L’ARRESTO DEL MESSINESE CLAUDIO ZACCONE. ALCUNE DELLE ACCUSE DEL GIP

12 Giugno 2020 Inchieste/Giudiziaria

GUARDA IL VIDEO:

http://https://video.repubblica.it/economia-e-finanza/stati-generali-dalle-battaglie-alle-tende-beduine-la-movimentata-storia-del-casino-del-bel-respiro/362085/362639?ref=vd-auto&cnt=1

(askanews) – “Fate un lavoro di merda. Magari morite domani. Adesso avete trovato il modo di riempirvi la giornata. Merde”. Così avrebbe detto il messinese Claudio Zaccone, 32 anni, conosciuto anche come il rapper ‘No Bridge’, uno dei 7 indagati dell’inchiesta su attentati incendiari compiuti dagli anarchici a Roma. Zaccone, nato a Messina ma domiciliato di fatto al centro sociale ‘Bencivenga occupato’ a Roma, quelle frasi le riferisce agli agenti della polizia municipale il 9 maggio 2019, dopo aver aggredito su un tram della linea 19, nella zona di viale Regina Margherita, uno studente giapponese di 33 anni.

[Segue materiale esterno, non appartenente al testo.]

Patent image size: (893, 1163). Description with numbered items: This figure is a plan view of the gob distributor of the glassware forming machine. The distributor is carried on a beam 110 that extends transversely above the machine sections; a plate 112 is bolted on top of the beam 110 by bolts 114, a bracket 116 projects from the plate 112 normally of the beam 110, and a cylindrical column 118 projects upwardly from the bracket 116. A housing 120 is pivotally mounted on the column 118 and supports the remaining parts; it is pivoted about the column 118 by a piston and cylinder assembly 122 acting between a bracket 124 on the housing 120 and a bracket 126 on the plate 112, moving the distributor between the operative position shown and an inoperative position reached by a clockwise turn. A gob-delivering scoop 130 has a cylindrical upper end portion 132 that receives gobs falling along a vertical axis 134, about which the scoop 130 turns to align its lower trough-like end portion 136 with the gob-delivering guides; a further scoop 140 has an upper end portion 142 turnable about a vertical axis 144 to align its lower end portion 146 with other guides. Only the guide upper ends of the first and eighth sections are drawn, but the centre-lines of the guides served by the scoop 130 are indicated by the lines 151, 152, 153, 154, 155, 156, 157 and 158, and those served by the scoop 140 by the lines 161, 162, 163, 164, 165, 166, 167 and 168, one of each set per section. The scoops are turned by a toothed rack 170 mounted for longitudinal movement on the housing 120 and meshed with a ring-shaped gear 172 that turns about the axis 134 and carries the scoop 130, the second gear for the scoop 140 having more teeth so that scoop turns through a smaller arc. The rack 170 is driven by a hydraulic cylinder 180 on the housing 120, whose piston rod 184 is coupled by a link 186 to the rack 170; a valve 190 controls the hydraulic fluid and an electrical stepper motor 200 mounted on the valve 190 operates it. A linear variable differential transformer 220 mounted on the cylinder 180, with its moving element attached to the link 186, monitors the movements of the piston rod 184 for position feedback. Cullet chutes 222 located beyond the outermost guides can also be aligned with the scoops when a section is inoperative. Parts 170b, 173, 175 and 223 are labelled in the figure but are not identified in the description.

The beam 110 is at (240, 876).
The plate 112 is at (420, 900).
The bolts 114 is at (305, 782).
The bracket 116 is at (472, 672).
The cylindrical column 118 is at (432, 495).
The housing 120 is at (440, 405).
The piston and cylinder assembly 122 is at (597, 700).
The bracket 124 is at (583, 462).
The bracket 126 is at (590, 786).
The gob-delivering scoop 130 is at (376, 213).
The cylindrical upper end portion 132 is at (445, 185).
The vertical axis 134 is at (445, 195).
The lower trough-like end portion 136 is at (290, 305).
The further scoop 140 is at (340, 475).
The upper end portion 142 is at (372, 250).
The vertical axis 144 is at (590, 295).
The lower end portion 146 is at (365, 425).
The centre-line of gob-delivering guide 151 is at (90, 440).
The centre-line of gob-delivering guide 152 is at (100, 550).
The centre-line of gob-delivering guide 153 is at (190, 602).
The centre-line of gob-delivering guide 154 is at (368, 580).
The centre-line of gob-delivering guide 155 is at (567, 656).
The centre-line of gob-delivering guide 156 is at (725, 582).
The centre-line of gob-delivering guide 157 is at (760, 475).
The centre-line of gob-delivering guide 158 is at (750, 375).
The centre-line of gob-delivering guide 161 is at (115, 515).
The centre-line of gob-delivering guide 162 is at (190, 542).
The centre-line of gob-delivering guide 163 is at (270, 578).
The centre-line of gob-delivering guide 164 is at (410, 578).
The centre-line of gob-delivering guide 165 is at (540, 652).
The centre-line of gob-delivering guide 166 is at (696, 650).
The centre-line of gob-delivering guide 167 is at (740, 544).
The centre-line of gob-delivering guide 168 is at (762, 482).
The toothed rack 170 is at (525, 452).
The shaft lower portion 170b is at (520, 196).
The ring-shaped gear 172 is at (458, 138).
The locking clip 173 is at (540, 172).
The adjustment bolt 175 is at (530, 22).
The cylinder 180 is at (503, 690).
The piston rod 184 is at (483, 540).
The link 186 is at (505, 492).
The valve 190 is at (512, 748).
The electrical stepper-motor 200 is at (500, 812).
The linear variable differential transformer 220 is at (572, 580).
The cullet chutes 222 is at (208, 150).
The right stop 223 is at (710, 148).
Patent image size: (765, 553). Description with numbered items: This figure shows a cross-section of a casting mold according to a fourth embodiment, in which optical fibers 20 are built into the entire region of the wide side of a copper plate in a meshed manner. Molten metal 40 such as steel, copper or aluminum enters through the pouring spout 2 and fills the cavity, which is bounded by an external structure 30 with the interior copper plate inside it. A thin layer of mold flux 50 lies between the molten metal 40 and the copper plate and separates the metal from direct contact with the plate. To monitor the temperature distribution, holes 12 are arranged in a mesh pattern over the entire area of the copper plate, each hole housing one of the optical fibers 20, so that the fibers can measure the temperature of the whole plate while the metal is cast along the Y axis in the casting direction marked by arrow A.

Nell’occasione, ricorda il gip Anna Maria Gavoni, “gli agenti, sulla banchina della fermata del tram, notavano un uomo dolorante e sorretto da altre persone che riferivano come questi fosse stato ‘violentemente picchiato con calci e pugni’ da un altro soggetto che alla vista degli agenti si dava alla fuga, venendo successivamente raggiunto e identificato in Claudio Zaccone”.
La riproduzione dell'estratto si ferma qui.